None of this will make liberals long for an American parliament. Imagine if this Republican Party crisis weren’t confined to one of two legislative chambers in a three-branch government otherwise controlled by Democrats. Imagine that instead of tying up the House, Republican dysfunction tied up the House, the Senate, and the White House, bending all three to the will of extremists, as would be the case if we had a real parliamentary system.

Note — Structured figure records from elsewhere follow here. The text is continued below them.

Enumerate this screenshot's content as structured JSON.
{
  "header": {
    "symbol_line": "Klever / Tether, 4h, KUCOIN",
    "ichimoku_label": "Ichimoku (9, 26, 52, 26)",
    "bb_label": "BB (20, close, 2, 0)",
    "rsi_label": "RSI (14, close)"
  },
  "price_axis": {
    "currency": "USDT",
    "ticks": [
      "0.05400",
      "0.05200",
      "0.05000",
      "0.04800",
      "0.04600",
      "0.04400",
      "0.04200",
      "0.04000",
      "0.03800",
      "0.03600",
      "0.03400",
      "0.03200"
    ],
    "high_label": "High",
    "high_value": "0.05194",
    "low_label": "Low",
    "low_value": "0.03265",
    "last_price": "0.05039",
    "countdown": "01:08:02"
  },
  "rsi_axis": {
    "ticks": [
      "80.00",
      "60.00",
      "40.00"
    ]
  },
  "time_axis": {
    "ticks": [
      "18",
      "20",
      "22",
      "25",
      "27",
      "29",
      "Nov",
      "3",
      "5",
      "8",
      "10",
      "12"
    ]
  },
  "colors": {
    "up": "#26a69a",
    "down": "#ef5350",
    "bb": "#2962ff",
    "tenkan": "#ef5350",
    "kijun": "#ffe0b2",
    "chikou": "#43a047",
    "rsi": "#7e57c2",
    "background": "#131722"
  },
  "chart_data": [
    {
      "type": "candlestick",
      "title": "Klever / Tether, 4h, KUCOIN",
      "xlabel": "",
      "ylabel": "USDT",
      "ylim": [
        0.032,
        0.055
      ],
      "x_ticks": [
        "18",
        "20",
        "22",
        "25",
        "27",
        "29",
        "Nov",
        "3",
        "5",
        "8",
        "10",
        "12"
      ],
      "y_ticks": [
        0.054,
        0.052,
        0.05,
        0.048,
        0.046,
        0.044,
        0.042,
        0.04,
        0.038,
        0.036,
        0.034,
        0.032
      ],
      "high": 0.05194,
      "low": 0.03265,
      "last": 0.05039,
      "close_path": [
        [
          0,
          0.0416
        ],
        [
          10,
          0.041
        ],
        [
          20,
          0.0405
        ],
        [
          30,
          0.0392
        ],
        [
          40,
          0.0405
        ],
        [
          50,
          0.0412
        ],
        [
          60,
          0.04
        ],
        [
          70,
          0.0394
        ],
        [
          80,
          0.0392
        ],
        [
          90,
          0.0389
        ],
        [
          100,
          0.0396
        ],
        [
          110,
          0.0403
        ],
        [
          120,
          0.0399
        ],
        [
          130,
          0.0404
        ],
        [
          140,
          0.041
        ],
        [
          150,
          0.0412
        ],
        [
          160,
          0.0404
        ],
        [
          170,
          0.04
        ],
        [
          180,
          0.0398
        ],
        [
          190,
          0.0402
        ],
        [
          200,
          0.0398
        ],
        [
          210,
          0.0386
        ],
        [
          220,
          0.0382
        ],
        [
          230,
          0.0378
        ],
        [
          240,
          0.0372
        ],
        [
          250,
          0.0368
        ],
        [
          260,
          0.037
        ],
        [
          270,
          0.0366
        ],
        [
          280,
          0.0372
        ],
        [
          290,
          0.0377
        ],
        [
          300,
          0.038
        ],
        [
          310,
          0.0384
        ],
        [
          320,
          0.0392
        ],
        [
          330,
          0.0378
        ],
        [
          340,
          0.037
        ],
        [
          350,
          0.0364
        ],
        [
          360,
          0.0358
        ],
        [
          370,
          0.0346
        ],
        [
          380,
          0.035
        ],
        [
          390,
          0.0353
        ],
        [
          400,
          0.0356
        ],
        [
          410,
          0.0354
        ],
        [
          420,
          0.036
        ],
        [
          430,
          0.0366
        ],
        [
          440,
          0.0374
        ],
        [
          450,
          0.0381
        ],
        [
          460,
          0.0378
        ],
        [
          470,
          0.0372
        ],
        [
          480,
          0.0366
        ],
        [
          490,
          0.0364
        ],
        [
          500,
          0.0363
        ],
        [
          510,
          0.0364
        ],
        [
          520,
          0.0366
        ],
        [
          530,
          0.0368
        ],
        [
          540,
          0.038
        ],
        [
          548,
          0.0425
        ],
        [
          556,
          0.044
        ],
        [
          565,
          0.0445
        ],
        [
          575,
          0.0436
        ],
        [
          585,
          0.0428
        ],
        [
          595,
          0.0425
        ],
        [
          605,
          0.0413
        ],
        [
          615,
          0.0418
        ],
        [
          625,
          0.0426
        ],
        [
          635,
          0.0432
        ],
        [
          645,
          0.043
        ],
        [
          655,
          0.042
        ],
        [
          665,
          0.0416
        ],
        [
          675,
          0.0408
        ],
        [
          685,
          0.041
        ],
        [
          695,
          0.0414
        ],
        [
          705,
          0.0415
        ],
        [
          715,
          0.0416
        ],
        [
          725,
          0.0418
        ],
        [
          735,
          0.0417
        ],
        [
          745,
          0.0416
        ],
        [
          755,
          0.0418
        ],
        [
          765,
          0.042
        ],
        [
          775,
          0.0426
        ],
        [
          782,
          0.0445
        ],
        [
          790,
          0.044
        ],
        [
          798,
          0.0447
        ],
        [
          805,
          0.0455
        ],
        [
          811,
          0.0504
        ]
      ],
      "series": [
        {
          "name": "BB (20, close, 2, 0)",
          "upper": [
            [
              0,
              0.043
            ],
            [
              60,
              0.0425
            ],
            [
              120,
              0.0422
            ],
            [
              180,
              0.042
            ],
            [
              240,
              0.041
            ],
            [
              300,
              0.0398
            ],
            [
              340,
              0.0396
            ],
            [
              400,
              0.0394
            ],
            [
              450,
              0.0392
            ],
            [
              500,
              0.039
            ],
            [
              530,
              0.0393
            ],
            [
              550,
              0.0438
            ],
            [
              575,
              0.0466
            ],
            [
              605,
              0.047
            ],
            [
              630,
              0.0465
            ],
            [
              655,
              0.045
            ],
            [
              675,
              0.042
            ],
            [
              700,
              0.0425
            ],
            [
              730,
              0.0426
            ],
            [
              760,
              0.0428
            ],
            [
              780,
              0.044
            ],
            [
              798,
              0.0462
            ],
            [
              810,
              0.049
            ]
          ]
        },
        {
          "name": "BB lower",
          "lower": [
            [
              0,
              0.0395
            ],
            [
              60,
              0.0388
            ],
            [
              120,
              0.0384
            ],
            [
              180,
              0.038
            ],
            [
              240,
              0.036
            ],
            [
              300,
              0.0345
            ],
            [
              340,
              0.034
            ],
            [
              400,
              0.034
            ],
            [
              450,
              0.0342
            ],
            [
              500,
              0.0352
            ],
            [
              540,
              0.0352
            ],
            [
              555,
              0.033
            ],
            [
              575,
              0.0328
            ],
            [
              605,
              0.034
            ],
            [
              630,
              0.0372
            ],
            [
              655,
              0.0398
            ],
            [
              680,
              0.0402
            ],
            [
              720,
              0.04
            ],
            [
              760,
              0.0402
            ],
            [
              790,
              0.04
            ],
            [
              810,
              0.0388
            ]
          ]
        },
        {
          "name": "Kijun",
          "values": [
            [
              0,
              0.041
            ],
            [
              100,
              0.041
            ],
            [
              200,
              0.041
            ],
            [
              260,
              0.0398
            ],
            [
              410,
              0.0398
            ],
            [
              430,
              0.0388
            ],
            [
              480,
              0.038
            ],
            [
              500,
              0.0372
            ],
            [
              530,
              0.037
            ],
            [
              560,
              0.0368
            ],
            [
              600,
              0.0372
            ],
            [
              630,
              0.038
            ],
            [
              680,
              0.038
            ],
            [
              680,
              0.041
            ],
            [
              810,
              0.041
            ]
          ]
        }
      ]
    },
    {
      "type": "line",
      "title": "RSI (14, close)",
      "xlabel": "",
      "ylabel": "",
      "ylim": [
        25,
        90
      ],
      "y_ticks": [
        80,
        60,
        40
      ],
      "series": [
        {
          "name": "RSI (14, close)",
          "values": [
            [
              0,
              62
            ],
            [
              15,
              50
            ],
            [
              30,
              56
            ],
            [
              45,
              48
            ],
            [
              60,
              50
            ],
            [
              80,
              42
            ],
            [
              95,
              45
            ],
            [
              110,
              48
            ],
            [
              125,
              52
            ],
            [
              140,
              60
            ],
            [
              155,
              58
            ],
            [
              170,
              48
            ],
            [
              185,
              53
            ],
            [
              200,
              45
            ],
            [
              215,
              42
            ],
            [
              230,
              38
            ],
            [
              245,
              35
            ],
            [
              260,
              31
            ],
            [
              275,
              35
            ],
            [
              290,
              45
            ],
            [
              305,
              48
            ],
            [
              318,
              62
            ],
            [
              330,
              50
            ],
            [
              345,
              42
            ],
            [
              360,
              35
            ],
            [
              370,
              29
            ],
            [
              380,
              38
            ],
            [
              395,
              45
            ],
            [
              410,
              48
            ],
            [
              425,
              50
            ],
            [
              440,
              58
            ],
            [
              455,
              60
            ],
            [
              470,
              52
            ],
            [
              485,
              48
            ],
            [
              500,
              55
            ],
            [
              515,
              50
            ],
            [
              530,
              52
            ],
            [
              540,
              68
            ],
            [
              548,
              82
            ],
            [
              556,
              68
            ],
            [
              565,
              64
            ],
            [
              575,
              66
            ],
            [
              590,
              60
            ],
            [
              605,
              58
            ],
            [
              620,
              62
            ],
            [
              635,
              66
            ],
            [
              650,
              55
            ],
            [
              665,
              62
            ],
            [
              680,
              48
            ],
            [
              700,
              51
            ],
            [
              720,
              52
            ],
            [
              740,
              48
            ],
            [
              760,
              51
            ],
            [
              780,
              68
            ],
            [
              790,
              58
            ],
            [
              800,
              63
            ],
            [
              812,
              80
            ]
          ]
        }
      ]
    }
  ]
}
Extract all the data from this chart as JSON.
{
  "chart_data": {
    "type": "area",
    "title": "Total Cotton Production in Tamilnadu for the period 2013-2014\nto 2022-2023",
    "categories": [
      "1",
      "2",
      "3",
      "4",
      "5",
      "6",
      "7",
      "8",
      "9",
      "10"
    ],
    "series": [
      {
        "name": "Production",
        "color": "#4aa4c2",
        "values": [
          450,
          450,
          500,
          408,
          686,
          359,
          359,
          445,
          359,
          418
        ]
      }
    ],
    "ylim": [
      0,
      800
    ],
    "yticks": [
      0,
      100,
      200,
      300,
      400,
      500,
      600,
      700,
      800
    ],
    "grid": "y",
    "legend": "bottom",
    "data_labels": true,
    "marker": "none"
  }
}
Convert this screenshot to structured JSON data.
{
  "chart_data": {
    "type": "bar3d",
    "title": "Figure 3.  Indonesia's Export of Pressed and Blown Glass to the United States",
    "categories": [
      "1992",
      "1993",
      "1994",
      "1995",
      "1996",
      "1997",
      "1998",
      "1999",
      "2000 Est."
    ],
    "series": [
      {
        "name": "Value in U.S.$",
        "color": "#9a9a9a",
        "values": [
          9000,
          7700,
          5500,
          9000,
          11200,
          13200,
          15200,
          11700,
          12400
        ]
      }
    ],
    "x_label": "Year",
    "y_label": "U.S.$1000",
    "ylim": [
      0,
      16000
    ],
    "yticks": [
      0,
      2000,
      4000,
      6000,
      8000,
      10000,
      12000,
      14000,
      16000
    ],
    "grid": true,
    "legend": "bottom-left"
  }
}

Actually, we don’t have to imagine it. For two years, from 2017 to 2019, Republicans controlled all three. Separation of powers dwindled as Republican party loyalty (or cowardice) erased constitutional divisions between Congress and the White House. Trump was, in effect, prime minister. It was really bad! The government got shut down twice, the second time for the longest period in American history (35 days). Corporations and the rich received huge tax cuts, and banking regulations enacted after the 2008 housing crash were watered down. Congress came close to repealing Obamacare, with no plausible replacement in sight. All this happened under the relatively stable speakership of Paul Ryan (who didn’t especially want the job but got drafted after McCarthy’s first attempt to become speaker tanked).

Perhaps it’s unfair to blame parliamentary politics for current miseries inflicted on the U.K., Israel, and our House of Representatives. A more obvious culprit is the spread of hard-right tribalism across the globe, increasingly flavored with the sort of indiscriminate disgust for authority on display in the House speakership fight. Even the conservative Wall Street Journal editorial page recognized that “the dissenters don’t have any major policy differences with McCarthy or a plausible alternative candidate.” They just dislike the guy and want to mess with him to show they can.

This is the kind of rude free-for-all that many Americans, including myself, used to envy when we watched members of the British Parliament tear one another to pieces during Question Time. Back then, the governments of the U.K. and Israel seemed sufficiently stable to indulge such vicious warfare. Today that’s only barely true in the U.K. and not true at all in Israel. Here in the United States, this week’s House chaos gives me a new respect for unparliamentary checks and balances and the government gridlock they create. They come in awfully handy when hard-right politicians lose their shit.